Patrice Evra à Clairefontaine  lors de  la conférence de presse de l'équipe de France à Clairefontaine le 22 mai 2012. — Charles Platiau / Reuters

Il a beau jurer le contraire, Patrice Evra est en opération séduction. Souriant, avenant avec les journalistes ce mardi à Clairefontaine, le capitaine du bateau naufragé de la dernière Coupe du monde cherche à se faire aimer de nouveau. Et il le sait, cela passe forcément par un bel Euro, pour enfin «connaitre un moment de joie» avec les Bleus.

Comment vous sentez-vous actuellement?
Je suis très heureux. Je me sens privilégié d’être là, et frais. Je m’attendais à être plus fatigué que ça car j’ai eu une longue saison avec Manchester, mais ça va.

Qu’attendez-vous de cet Euro à titre personnel?
J’ai toujours eu l’impression de faire mon métier à 50%. Avec Manchester, ça a toujours été une logique de gagner, mais avec l’équipe de France, ça n’a jamais été le cas, il n’y a que des mauvais souvenirs… J’aimerais avoir enfin un moment de joie. Que cette équipe de France gagne quelque chose.

Par rapport à la Coupe du monde 2010, vous avez un sentiment de revanche?
Oui, mais pas par rapport à ce qu’il s’est passé en 2010, mais par rapport à ma carrière. J’ai l’habitude de gagner avec Manchester, pas avec la France. J’aimerais vraiment connaître ce bonheur. Ce qui est passé est passé. Il faut oublier maintenant l’Afrique du Sud, tourner la page.

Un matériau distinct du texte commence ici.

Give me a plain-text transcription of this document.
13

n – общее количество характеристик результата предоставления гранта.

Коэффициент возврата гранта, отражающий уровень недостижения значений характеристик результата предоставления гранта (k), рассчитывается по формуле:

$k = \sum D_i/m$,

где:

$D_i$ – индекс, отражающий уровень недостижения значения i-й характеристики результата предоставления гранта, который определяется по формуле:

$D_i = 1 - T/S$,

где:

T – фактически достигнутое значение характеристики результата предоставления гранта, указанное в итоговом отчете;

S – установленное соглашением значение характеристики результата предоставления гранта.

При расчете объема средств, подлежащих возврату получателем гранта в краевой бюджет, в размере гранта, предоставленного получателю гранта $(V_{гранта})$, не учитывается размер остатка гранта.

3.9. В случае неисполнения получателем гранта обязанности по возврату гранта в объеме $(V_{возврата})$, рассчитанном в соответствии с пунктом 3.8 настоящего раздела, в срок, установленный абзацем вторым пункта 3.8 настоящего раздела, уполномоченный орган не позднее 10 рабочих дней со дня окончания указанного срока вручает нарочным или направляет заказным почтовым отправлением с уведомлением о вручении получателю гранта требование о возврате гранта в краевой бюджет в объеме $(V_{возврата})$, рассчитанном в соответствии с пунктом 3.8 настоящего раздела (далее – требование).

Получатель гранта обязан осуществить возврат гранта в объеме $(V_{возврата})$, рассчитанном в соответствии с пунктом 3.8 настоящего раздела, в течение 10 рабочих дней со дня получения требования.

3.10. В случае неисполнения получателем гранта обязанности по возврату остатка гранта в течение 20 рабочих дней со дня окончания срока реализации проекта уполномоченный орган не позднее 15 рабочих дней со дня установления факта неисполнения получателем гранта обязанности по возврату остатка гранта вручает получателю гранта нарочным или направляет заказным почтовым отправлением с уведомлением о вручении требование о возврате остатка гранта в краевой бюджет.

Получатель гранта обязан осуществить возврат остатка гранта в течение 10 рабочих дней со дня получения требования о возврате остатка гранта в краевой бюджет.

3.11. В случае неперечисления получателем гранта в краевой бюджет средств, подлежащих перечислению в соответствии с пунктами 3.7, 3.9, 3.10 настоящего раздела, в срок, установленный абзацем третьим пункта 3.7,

Vous ne sentez pas l’obligation de redorer votre image, en quelque sorte?
Vous allez encore vous fâcher contre moi, mais ça, c’est ce qui s’écrit dans la presse. Après la Coupe du monde, je suis allé manger en plein centre de Paris et personne n’est venu m’insulter…

Le forfait d’Abidal a redistribué les cartes côté gauche. Est-ce que vous estimez être le mieux placé pour être titulaire?
Quand j’ai pris mes six matchs de suspension, un journaliste avait demandé à Laurent Blanc si on reverrait un jour Patrice Evra en équipe de France. Il avait répondu, tout logiquement, qu’en six matchs, les autres prétendants avaient le temps de boucher cette place. J’ai été rappelé après un problème de santé d’Abi (ndlr: Eric Abidal) et il y a eu ce mini-tournoi en Pologne et en Ukraine où je pense que j’ai fait deux bons matchs. A partir de ce moment-là, je crois que j’ai marqué des points dans l’esprit de Laurent Blanc. J’ai senti une confiance et une satisfaction de sa part.

On vous sent très détendu, souriant, presque content d’être face à des journalistes…
On ne va pas exagérer (rires). C’est normal. Je suis heureux. Comme on dit, les plus forts oublient, ça ne sert à rien de continuer à se faire la guéguerre.